Pojechałem prosto do szpitala. Na korytarzach panował okropny chaos. Lekarze oraz pielęgniarki krzyczeli do siebie. Pojechałem na drugie piętro, gdzie była sala Martin. Przed wejściem zastałem McCalla, tego młodego betę - Liama i Malię, którą również była kojotołakiem. Wyglądała dobrze, jakby nie była w ogóle zmęczona, choć to ona powaliła Tracy. Podszedłem do nich, jedynie Scott obdarował mnie na powitanie uśmiechem.

- Co z Lydią? - zapytałem.

- Jest już po operacji, ale jeszcze się nie obudziła - wyjaśniła Prawdziwa Alfa. - Jak z Clare?

Chłopak patrzył na mnie i oczekiwał odpowiedzi, jakby było to coś niewiarygodnie drogiego. Namestake nigdy mi nie opowiadała o swoich przyjaciołach, lecz jestem pewny, że ten koleś i blondas znaczyli... znaczą dla niej coś więcej.

- Jest w domu pani Martin... z Laheyem - odparłem, obserwując jego reakcję.

Chyba nie był zadowolony. Spuścił wzrok i nic więcej nie powiedział. Zależało mu na niej. Cholernie to widać. Tylko czy on przypadkiem nie chodzi z tą laską, co jest lisem? Jak dobrze pamiętam, kitsune?

Przestałem nad tym rozmyślać i zwróciłem uwagę na Tate. Zauważyłem, iż naprawdę ładna z niej dziewczyna. Stiles to szczęściarz. Cholera, nie mogę tak myśleć.

- Może kogoś podwieźć? - zaproponowałem, aby odgonić myśli od szatynki.
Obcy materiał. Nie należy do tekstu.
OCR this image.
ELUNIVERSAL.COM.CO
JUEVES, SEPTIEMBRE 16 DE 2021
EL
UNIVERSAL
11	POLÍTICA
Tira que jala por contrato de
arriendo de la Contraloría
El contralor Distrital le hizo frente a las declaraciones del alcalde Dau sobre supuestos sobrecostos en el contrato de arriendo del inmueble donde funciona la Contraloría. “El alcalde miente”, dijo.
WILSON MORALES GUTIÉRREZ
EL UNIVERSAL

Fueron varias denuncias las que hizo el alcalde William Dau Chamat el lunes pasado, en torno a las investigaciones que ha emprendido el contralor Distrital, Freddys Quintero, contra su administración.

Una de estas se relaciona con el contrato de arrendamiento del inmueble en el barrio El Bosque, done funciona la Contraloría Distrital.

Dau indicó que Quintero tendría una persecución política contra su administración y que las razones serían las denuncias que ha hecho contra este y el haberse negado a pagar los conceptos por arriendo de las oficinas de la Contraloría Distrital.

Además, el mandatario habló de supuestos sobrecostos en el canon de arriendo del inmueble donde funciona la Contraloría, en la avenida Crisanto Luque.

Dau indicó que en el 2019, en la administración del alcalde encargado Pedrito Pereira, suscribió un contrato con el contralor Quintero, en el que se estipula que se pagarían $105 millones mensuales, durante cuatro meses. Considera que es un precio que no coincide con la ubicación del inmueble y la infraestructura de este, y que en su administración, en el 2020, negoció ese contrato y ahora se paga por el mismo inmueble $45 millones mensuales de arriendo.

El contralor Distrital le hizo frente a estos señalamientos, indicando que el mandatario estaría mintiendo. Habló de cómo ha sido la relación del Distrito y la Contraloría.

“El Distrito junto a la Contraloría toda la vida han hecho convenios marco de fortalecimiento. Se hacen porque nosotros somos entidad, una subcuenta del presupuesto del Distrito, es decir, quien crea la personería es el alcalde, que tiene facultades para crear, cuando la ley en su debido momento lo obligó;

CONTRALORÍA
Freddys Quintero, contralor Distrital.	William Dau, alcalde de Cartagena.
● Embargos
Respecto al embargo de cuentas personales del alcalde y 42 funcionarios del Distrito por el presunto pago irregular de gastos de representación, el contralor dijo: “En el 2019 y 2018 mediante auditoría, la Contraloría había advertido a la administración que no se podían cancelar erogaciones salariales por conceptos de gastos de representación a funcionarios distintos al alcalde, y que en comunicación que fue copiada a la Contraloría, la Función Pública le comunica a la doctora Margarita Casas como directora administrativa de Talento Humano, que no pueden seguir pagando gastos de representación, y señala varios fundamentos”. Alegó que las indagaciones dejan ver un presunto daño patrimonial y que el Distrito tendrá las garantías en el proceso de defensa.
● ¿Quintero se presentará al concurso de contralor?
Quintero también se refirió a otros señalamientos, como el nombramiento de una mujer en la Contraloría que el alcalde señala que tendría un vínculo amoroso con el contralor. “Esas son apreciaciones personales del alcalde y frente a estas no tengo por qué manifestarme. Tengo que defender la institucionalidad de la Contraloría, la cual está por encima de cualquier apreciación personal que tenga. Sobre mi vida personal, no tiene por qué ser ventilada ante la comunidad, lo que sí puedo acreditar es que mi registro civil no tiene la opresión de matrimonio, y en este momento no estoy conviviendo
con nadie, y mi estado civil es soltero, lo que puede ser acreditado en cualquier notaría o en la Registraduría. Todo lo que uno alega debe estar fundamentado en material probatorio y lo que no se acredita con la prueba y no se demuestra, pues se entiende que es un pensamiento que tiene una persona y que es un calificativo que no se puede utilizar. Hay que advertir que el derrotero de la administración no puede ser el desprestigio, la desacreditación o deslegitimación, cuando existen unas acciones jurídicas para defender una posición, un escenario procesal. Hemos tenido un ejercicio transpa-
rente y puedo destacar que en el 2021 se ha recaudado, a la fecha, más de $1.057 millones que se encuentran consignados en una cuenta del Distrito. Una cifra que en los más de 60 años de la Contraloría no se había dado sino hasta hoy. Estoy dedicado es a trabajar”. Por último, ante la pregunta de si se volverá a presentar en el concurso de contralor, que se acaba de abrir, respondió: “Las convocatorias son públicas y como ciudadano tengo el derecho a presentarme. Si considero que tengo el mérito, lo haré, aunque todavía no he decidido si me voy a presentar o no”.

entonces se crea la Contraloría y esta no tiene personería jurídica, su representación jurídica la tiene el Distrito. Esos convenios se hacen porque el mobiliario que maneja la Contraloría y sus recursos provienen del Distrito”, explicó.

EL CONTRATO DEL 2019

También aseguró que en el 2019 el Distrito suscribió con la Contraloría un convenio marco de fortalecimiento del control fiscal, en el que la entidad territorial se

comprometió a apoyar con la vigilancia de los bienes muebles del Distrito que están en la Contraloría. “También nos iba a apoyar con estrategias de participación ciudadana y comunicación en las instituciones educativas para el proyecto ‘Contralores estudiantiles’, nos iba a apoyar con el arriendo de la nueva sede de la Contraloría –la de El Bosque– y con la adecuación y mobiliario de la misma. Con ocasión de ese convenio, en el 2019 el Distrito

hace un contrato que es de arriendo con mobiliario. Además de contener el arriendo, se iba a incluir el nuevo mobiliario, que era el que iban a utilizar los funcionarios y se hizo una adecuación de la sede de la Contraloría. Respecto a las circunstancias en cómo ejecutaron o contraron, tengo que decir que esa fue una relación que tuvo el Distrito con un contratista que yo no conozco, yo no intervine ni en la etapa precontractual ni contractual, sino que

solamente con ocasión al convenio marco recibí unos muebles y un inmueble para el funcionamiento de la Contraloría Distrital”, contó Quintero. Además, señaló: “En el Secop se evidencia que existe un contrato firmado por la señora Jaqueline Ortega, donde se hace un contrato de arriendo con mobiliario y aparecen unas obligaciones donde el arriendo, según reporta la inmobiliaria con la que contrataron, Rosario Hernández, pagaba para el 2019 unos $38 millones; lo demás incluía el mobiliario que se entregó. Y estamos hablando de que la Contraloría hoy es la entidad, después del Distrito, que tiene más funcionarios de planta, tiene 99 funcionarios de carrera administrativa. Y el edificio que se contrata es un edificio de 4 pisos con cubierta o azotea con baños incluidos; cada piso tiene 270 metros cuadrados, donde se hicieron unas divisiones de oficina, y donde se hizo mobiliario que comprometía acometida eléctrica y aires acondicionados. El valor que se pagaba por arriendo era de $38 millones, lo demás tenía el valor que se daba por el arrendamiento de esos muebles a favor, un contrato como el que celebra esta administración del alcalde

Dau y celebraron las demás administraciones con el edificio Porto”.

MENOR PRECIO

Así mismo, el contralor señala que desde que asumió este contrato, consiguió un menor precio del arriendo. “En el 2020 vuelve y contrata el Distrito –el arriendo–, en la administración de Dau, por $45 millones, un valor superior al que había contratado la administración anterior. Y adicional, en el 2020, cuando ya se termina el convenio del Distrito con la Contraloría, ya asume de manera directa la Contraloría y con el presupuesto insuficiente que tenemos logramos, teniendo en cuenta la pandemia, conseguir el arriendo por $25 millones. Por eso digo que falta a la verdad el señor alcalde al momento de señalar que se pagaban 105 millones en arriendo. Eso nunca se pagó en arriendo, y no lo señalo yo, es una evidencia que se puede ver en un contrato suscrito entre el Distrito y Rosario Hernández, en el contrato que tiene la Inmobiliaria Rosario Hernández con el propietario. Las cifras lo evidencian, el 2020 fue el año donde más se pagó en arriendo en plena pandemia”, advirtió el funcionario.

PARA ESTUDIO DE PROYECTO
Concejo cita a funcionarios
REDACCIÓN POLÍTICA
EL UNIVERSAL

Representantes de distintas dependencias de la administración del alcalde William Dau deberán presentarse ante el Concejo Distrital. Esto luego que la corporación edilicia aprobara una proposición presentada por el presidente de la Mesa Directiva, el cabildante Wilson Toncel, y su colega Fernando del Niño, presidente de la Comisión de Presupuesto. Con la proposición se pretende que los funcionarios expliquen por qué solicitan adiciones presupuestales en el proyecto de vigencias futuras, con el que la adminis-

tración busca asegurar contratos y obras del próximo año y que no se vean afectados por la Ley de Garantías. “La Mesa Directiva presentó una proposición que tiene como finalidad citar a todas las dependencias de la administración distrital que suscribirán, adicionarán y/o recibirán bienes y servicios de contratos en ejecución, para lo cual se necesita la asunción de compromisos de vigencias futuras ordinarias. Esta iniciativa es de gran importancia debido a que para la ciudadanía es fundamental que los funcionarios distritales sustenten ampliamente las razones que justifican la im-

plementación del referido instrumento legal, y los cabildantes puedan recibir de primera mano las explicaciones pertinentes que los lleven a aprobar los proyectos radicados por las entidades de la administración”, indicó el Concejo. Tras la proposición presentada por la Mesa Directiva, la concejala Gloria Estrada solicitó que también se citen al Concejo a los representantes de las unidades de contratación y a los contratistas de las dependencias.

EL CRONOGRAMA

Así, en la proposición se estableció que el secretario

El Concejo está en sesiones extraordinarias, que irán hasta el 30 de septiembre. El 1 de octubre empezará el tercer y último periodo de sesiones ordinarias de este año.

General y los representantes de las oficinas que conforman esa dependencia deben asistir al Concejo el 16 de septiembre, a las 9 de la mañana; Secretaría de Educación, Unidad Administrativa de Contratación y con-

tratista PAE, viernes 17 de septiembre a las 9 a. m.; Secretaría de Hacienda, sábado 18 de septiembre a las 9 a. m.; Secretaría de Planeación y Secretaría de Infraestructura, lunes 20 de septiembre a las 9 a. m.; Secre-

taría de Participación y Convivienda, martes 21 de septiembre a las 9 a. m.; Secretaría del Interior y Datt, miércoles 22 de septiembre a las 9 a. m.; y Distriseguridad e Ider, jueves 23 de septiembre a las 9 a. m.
- W sumie ja skorzystam - akurat ona musiała się odezwać.

W co ty się pakujesz Josh, ugh...

- To chodź.

Pożegnaliśmy się z pozostałą dwójką i ruszyliśmy do samochodu. Malia podała mi dokładny adres, włączyłem GPSa, ponieważ jeszcze nie do końca ogarniam się w tym miasteczku.

- Jak poznałeś Clare? - zaczęła rozmowę.

- Mieszkałem u jej babci, dopóki nie przyjechała do niej, aby dowiedzieć się czegoś o pewnym stadzie - przerwałem przypominając sobie wybicie całego stada. Nie mówiłem Clare, ale miewam koszmary o tym wszystkim. Nie dają mi spokoju. - Ona zabrała mnie ze sobą do Vegas, a potem tutaj.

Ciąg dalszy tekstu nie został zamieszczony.